Yehezkel Ben-Ari ressalta que ainda não está na hora de pensar em desenvolver tratamento pré-natal para o autismo, pois a doença tem diversos aspectos que ainda precisam ser investigados a fundo.
— Para tratar, é necessário entender como o cérebro se desenvolve e de que forma mutações genéticas e fatores ambientais modulam a atividade cerebral dentro do útero — pondera.
Ação dos cloretos
Se nos pacientes humanos não se pode falar em cura, no experimento realizado com ratos, a bumetanida eliminou qualquer sinal de autismo antes do nascimento dos animais. Eric Lemonnier, pesquisador do Laboratório de Neurociência de Brest, na França, e coautor do artigo, explica.

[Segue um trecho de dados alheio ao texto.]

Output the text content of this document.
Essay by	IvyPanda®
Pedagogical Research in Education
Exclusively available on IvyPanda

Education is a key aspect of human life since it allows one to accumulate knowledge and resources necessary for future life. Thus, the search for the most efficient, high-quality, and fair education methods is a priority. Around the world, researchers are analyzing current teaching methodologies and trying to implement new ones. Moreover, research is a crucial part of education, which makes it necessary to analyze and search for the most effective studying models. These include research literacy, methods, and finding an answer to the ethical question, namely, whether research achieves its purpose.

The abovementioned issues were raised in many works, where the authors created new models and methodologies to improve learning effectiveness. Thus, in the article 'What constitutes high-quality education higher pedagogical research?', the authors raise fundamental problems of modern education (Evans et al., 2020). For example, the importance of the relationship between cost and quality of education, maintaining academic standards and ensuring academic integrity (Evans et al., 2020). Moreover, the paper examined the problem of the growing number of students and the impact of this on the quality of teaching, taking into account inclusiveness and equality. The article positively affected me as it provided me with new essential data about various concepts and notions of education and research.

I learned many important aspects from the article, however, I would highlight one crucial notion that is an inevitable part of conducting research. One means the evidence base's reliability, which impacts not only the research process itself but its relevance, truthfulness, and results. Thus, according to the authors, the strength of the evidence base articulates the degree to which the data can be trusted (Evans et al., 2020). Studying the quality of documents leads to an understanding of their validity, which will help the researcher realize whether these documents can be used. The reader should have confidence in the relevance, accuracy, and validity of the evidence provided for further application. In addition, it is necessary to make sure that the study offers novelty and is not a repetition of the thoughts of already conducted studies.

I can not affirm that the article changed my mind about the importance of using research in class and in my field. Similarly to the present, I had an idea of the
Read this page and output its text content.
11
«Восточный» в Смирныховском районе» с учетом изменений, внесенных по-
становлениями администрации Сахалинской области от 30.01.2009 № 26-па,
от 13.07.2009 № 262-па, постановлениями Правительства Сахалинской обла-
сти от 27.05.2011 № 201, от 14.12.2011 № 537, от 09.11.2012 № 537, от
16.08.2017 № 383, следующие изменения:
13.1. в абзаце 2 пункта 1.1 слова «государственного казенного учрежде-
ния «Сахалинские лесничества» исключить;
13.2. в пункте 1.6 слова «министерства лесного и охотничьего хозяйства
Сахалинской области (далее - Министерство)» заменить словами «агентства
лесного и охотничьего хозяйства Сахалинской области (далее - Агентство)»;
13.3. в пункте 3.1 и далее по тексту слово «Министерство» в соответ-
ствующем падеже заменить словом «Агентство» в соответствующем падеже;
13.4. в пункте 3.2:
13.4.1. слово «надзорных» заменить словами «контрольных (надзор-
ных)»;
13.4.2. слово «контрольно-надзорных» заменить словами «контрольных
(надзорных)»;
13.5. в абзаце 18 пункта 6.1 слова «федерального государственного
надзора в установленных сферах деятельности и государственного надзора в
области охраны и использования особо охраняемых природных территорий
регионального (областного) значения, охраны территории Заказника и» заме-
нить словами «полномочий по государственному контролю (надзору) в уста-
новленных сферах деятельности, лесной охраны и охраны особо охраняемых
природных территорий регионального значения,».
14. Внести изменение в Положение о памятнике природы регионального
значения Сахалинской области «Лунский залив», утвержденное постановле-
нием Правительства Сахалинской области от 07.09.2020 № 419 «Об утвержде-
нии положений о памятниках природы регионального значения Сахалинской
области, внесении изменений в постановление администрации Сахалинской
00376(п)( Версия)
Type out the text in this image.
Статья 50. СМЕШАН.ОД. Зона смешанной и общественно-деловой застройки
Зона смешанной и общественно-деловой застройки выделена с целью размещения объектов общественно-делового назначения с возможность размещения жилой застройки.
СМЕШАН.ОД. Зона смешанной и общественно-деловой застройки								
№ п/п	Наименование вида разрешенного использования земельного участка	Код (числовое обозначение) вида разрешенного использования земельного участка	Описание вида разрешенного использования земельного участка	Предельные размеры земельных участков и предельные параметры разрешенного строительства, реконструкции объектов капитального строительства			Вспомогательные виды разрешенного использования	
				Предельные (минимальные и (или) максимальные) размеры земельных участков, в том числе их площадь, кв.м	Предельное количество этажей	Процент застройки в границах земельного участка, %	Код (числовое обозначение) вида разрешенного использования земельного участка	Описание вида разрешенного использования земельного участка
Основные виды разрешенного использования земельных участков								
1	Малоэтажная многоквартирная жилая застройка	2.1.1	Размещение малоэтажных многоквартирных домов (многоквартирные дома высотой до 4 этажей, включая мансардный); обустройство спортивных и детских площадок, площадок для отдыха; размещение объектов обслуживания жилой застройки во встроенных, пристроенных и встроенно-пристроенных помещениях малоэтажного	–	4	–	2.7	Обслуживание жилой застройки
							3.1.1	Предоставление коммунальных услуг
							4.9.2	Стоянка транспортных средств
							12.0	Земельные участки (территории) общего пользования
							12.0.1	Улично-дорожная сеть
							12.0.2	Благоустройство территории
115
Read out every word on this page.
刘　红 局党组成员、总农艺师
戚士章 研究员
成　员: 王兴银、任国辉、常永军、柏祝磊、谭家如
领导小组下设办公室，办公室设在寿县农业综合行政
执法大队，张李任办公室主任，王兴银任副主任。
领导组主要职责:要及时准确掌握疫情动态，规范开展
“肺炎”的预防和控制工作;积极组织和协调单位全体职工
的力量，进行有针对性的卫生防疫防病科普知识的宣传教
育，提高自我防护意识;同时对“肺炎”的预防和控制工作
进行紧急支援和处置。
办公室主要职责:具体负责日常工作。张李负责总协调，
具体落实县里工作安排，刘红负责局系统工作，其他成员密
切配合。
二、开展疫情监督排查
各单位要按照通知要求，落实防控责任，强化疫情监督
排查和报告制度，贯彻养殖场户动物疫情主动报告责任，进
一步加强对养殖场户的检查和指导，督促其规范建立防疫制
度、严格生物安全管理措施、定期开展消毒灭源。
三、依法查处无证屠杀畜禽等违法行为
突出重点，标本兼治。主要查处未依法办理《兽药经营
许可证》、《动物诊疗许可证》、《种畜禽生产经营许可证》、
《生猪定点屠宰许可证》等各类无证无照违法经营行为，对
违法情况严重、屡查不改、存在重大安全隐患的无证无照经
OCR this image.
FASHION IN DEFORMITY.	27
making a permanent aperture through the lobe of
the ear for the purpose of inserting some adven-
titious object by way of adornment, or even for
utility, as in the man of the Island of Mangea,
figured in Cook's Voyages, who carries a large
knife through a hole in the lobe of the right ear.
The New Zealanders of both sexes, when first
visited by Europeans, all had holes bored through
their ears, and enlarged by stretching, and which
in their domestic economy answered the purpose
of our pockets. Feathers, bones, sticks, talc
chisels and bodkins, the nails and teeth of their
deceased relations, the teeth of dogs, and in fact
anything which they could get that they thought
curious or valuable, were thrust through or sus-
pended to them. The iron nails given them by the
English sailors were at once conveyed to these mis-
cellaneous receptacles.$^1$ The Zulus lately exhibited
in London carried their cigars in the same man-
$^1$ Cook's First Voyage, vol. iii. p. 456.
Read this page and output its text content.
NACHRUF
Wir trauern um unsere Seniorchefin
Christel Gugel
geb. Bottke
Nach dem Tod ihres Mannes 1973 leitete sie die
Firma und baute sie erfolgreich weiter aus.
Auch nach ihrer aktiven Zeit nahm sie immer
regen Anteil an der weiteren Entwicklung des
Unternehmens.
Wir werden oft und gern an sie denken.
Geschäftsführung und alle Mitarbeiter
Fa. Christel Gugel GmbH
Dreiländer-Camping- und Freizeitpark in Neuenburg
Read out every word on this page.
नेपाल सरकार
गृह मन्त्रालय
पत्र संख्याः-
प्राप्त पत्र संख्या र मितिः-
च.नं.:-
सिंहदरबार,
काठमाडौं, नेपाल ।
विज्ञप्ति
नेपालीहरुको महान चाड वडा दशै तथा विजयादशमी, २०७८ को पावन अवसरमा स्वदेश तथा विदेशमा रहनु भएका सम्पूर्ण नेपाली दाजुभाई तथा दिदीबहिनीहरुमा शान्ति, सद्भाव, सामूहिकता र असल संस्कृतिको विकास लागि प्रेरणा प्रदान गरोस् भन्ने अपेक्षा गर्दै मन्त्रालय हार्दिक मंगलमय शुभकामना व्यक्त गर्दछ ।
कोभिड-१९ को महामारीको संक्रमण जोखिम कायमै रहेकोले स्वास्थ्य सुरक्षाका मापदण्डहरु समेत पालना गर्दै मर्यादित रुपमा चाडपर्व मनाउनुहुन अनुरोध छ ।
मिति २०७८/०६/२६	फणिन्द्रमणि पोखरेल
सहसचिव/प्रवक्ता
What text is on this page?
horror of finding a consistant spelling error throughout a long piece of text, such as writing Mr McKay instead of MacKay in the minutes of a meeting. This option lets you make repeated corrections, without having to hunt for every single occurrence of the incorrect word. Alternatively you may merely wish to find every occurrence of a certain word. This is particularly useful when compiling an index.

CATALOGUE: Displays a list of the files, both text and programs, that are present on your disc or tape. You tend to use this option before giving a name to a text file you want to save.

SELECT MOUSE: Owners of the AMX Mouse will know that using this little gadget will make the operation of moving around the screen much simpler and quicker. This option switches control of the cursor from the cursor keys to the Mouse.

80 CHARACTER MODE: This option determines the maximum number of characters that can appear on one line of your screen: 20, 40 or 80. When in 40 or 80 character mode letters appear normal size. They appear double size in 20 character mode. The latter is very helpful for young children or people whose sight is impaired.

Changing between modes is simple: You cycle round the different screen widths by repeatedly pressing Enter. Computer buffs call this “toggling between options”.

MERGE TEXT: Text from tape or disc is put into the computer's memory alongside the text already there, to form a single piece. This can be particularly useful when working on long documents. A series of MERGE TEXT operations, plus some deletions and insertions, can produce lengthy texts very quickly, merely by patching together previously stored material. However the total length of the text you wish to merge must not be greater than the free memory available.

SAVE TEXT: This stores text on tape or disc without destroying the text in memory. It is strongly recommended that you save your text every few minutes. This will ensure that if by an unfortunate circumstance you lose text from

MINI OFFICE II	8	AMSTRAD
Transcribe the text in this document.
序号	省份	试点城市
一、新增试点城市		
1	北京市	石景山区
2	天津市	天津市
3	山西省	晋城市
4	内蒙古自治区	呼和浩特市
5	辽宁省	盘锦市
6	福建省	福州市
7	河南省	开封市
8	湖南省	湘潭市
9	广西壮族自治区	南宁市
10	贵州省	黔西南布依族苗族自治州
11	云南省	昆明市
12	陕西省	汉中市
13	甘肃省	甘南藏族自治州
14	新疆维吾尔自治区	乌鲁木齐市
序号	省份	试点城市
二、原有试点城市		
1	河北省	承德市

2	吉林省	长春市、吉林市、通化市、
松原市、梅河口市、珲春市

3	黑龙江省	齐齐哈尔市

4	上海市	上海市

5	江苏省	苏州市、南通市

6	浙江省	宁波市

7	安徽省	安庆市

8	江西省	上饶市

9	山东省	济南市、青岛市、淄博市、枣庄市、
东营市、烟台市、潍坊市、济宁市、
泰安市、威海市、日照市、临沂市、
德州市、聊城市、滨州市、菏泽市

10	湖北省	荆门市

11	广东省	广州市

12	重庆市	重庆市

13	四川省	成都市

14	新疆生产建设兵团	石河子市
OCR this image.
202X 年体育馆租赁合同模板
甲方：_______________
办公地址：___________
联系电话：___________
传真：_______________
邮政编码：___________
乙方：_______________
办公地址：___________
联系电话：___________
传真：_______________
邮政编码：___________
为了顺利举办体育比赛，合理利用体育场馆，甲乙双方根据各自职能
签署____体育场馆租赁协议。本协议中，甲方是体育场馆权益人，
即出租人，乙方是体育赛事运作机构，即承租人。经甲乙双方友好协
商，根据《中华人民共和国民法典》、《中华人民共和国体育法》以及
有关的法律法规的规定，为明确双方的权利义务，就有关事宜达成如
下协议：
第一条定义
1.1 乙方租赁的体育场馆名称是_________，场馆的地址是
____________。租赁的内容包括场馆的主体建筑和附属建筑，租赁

— Durante toda a fase embrionária, os neurônios contêm altos níveis de cloretos. Como resultado, o GABA, principal mensageiro químico do cérebro, excita os neurônios durante essa fase, no lugar de inibi-los. Isso é importante para a construção do órgão — explica Eric Lemonnier, pesquisador do Laboratório de Neurociência de Brest, na França, e coautor do artigo.
Mas depois, quando o cérebro já está consolidado, a concentração de cloretos dentro das células cai. Com base nas observações, os pesquisadores desenvolveram modelos de ratos com autismo para checar se o cloreto também poderia estar associado a esse tipo de transtorno. Logo após o nascimento, exames indicaram que as taxas continuavam anormalmente altas. Isso não é comum porque, no momento do parto, a mãe libera um hormônio, a oxitocina, que regula a ação do neurotransmissor GABA. Nos ratinhos testados, nem mesmo essa substância consegue acalmar a superexcitação dos neurônios. A bumetanida, contudo, é capaz de reproduzir o efeito da oxitocina.